Living Well

Discussion in 'Psychology' started by rlb21079, Apr 27, 2003.

  1. A few questions:

    • How much better/worse off is the average U.S. citizen than the average non-U.S. citizen?
    • How does one measure the relative affluency of one person to another?
    • How can one account for the discrepancies in living standards between U.S. citizens and non-U.S. citizens?
  2. DT-waw


  3. I'm not sure how you can account for it, however in dollar for dollar terms (purchasing power parity), I beleive that the average american earns about 50% more than most industrialised nations.

    The Japanese are pretty close to the US as well.

  4. OHLC


    Just giving an example since every area has its specificities...

    An American citizen, salaried, would earn a net before taxes of about 50-75% more than its French counterpart, working in a similar sized city.

    Now, the French dont have to prepare his retirement himself, since the dues are already paid when the salary is received.
    Same thing for education, which is high level and free.
    The health system is also #1 worldwide and mostly free (ie : free for anything serious, whatever the amount).
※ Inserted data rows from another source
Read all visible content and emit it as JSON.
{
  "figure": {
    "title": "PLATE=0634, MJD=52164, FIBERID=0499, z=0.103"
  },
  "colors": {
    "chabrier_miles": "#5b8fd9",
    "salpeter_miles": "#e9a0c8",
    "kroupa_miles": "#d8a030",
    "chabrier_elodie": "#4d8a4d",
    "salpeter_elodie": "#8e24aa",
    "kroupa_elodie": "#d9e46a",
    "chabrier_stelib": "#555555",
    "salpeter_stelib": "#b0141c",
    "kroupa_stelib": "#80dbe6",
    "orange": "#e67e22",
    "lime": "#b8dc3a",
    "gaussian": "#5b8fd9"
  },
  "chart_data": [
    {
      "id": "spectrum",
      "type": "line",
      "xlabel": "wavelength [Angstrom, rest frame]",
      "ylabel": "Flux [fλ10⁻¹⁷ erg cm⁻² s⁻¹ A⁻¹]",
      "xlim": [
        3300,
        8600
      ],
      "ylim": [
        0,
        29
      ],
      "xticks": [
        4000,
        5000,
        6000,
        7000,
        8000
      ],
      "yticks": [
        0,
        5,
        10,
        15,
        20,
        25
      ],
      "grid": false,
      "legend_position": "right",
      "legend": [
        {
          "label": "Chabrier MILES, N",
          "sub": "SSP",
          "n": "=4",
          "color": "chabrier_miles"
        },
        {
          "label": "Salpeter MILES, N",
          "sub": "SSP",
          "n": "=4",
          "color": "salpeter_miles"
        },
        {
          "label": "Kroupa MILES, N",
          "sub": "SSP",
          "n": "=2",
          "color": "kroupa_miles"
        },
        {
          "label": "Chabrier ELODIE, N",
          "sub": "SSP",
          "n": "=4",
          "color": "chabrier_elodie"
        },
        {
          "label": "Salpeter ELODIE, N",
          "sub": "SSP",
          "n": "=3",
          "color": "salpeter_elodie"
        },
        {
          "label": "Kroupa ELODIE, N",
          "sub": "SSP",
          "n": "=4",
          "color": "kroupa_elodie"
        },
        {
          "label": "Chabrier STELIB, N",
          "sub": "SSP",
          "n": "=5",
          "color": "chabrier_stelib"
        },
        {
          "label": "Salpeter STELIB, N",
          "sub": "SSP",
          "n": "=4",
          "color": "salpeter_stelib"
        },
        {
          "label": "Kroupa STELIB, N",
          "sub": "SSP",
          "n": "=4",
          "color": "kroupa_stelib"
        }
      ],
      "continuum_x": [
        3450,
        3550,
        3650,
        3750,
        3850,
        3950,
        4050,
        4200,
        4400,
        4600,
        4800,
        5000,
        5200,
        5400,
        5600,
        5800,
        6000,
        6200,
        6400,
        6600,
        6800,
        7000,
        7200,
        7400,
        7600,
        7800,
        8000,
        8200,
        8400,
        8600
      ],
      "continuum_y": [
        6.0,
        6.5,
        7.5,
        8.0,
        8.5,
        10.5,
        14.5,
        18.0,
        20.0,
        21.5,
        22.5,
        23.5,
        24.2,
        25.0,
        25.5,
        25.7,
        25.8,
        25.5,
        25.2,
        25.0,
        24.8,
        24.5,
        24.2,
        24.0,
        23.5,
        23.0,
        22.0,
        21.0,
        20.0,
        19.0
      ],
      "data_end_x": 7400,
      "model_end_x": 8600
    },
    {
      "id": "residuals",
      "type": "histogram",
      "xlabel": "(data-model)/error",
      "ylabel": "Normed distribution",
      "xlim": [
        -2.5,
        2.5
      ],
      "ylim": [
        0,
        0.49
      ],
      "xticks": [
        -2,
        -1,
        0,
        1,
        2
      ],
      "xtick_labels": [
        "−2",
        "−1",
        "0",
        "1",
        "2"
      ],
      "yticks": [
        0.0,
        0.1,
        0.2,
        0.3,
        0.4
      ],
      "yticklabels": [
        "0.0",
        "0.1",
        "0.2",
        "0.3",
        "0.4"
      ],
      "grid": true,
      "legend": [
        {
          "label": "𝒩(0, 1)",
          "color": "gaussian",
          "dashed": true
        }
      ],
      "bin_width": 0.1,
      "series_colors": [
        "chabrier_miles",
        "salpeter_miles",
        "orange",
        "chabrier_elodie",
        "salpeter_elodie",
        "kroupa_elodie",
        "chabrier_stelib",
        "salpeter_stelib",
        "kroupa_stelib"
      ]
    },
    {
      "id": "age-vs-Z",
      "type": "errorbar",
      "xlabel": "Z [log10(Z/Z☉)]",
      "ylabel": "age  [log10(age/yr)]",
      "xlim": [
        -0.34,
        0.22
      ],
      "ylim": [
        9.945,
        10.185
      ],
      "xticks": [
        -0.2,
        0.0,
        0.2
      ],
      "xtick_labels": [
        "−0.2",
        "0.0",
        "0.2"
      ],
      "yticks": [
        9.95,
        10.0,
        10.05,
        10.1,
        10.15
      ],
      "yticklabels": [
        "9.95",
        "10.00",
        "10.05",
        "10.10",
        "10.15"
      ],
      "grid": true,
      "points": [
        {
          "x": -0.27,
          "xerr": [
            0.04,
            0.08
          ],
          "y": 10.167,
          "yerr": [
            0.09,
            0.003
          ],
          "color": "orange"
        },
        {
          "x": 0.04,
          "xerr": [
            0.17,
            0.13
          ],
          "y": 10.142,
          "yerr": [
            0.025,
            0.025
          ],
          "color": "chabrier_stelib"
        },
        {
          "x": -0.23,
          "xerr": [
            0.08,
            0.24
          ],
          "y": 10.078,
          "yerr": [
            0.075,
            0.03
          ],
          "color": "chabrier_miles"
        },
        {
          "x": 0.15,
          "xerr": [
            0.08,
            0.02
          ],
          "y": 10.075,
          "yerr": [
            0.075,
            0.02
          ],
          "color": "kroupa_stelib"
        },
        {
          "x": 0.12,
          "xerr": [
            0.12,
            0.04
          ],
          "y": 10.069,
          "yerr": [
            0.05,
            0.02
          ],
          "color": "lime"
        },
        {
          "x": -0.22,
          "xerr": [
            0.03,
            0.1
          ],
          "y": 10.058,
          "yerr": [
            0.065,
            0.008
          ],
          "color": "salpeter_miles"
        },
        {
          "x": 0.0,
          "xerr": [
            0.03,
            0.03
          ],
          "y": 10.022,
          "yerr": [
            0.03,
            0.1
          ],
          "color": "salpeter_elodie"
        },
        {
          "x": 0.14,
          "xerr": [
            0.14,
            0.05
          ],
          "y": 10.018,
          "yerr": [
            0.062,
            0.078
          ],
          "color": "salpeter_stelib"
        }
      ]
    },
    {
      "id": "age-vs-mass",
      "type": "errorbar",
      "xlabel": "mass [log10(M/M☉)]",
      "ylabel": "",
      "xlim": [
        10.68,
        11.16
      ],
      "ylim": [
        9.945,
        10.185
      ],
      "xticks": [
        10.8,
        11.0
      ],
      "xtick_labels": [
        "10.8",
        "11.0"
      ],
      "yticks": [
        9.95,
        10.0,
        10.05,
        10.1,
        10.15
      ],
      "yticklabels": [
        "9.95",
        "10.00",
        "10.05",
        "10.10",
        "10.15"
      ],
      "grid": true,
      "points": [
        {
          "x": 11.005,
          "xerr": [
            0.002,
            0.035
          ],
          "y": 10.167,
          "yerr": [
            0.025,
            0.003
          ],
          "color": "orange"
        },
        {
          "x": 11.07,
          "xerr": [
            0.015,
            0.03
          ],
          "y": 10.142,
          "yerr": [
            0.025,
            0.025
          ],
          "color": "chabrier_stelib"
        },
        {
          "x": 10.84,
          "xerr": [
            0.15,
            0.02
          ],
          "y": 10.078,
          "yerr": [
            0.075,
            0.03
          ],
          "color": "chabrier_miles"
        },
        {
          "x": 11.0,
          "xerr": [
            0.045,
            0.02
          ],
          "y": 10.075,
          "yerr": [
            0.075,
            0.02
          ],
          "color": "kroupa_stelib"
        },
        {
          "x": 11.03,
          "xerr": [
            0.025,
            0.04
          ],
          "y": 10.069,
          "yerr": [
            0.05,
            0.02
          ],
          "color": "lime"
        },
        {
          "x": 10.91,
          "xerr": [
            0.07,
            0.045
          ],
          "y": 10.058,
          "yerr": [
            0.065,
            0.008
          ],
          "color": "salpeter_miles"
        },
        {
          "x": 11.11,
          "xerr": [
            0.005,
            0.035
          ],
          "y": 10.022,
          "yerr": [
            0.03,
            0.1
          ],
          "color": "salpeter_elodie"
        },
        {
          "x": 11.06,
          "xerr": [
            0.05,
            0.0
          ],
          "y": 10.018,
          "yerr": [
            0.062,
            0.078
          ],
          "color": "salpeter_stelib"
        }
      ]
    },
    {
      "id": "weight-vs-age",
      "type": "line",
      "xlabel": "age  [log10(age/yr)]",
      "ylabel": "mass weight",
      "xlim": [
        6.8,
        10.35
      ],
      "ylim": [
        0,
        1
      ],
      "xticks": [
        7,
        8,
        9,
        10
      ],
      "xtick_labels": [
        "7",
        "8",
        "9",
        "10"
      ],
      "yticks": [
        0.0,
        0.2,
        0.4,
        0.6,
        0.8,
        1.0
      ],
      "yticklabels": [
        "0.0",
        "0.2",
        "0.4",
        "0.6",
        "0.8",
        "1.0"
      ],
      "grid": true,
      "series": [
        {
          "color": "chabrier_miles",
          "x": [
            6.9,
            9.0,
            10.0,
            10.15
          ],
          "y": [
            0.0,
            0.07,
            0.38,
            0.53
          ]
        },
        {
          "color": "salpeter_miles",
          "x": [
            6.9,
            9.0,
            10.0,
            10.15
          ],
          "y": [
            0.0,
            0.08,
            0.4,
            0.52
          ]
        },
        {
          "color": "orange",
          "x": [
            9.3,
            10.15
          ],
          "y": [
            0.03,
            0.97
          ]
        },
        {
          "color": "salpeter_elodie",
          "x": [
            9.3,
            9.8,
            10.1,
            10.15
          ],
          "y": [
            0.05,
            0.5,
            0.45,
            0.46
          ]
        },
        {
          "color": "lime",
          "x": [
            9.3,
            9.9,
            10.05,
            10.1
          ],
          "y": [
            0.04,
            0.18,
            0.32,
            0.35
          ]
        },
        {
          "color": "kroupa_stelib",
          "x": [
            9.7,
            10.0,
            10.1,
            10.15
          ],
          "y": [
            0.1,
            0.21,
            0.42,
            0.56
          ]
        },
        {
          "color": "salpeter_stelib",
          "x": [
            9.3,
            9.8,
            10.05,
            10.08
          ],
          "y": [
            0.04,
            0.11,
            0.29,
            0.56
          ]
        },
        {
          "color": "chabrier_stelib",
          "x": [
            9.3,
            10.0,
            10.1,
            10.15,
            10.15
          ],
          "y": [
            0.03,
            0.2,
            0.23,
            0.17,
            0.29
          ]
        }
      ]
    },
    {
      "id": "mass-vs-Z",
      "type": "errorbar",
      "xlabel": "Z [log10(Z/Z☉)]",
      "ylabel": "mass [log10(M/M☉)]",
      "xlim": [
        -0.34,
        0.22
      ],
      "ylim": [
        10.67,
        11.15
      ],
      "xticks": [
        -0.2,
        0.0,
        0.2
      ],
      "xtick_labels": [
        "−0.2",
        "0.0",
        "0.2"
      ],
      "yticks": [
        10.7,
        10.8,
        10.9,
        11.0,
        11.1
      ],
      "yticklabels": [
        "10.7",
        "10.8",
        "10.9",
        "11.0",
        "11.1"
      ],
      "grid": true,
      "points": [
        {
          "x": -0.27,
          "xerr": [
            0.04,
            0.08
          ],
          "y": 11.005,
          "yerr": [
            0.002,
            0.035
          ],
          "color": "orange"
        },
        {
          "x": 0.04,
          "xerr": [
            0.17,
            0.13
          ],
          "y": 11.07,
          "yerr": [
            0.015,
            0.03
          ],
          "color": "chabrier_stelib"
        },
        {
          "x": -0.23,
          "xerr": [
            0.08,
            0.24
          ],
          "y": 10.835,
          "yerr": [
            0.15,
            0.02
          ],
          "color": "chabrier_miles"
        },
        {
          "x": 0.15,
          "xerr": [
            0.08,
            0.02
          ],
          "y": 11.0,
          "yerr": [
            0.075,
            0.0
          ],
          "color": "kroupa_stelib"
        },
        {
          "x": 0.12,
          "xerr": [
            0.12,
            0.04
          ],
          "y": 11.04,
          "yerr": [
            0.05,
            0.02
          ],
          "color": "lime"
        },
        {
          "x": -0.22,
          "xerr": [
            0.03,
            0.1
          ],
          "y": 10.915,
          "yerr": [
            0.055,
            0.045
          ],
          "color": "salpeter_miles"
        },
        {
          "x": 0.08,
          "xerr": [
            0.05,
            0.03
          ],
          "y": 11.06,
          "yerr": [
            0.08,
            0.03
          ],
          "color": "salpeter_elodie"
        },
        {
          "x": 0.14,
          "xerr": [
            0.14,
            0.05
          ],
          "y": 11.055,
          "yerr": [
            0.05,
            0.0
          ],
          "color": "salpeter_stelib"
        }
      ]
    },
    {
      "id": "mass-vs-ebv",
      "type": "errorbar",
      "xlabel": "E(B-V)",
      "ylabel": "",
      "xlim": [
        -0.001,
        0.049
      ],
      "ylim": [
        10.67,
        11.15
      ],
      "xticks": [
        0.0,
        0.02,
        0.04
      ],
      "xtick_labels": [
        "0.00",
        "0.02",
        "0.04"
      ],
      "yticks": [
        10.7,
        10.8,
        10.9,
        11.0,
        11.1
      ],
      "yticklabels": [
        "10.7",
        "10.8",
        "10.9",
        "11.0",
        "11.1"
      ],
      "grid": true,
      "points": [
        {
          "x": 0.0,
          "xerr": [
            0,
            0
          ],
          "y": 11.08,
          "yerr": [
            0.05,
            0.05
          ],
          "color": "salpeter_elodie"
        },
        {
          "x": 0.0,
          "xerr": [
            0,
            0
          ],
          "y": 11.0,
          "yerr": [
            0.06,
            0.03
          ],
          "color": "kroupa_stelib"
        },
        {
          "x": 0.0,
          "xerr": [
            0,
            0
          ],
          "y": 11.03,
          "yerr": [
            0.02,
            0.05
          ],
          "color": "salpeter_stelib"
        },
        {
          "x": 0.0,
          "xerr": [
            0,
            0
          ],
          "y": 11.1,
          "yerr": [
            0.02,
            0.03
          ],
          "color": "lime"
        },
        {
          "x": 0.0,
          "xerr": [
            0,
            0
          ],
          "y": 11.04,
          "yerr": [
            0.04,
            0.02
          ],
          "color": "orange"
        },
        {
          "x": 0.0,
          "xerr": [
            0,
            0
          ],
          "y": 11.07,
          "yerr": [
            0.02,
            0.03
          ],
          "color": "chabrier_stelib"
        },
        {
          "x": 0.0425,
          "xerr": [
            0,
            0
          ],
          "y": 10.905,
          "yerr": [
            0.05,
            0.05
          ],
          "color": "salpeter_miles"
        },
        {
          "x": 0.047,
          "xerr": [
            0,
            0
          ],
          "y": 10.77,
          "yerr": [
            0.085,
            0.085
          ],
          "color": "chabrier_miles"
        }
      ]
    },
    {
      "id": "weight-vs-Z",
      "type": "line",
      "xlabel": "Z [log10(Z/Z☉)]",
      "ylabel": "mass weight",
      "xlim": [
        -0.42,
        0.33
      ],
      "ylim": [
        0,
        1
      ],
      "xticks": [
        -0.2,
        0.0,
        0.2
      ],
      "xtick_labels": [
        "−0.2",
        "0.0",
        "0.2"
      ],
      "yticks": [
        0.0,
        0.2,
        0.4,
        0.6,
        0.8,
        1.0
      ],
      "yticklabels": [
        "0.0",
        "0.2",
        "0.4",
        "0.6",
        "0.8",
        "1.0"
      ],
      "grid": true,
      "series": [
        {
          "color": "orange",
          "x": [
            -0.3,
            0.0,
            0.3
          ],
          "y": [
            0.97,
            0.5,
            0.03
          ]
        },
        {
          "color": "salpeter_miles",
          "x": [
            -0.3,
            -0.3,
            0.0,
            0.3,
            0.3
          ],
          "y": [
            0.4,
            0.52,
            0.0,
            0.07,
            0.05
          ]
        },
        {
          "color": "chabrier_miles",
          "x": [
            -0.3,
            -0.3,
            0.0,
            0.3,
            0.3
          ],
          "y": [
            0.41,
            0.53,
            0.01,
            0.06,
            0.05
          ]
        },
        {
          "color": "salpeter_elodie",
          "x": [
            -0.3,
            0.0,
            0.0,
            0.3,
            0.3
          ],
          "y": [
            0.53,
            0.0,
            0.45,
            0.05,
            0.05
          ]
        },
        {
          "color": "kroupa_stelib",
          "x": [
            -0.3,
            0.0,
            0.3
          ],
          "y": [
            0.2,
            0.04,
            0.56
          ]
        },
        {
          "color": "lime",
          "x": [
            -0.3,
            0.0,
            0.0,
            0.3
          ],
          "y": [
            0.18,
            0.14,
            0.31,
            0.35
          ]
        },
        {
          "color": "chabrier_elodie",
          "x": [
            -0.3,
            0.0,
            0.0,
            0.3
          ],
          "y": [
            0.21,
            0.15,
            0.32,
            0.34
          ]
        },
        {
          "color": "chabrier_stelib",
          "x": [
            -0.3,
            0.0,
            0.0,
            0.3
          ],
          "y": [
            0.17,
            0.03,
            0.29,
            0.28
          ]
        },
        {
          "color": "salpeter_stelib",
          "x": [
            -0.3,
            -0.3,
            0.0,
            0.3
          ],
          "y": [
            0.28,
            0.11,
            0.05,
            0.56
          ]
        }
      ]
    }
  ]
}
    So, it is difficult to compare...
    It is better to be in the US for young people without a family and earning more than average, and for working people with a small family earning a lot more than average.
    For the others, I think France would yield more wealth overall.

    It is mostly a matter of choices... depending on risk adversity...
    I would be pissed off to have a sizable portion of my net worth taken away for accidental medical bills, for example.

  5. lescor


    Traders have the best of both worlds since they can live anywhere and reap the local cost of living and other benefits (free healthcare, education, etc), yet they can trade US markets and earn an above average US salary in US dollars.

  6. just21


    Just think of all the anti-american bs you would have to put up with if lived in France. It's bad enough being in London so close to the scumbags!
  7. OHLC


    Not that simple, unfortunately...
    Especially for those who trade in LP from Europe, they have no status at all,
    and are subject to us taxes (ECI).

  8. just21, you are clueless. Go to France and make an idea of your own instead of listening to other people's clueless assumptions about the anti americanism in France.
    It's not at all what you, they think or even what the media portrays.
  9. sunnie


    When you say anywhere, are you saying inside or outside of the US? I'm not sure if free healthcare or education is available for US citizens outside of the US...:confused:

    In addition, I'm not aware of free healthcare inside of the US...please correct me if I'm wrong:)
  10. lescor


    I can only speak of my own experience. I live in Canada and trade US markets, so my income is earned in US dollars and is going to be the same whether I lived here or New York.

    My trading is going well and I'm earning an above average wage compared to most Americans. But because I gain an extra 50% on my profits when I convert them to Canadian dollars, and the cost of living here is lower than most American cities, I'm enjoying a much higher standard of living than a US trader earning the same as me would. And yes, we have free healthcare, and a college education for my kids is about 10% of the cost of most American universities.

    If I had a bad year and only scratched out a Mcdonald's wage, I'd still be in business, whereas a trader with the headwind of a high cost of living might have to pack it in. The point I'm making is that where you live can be an edge.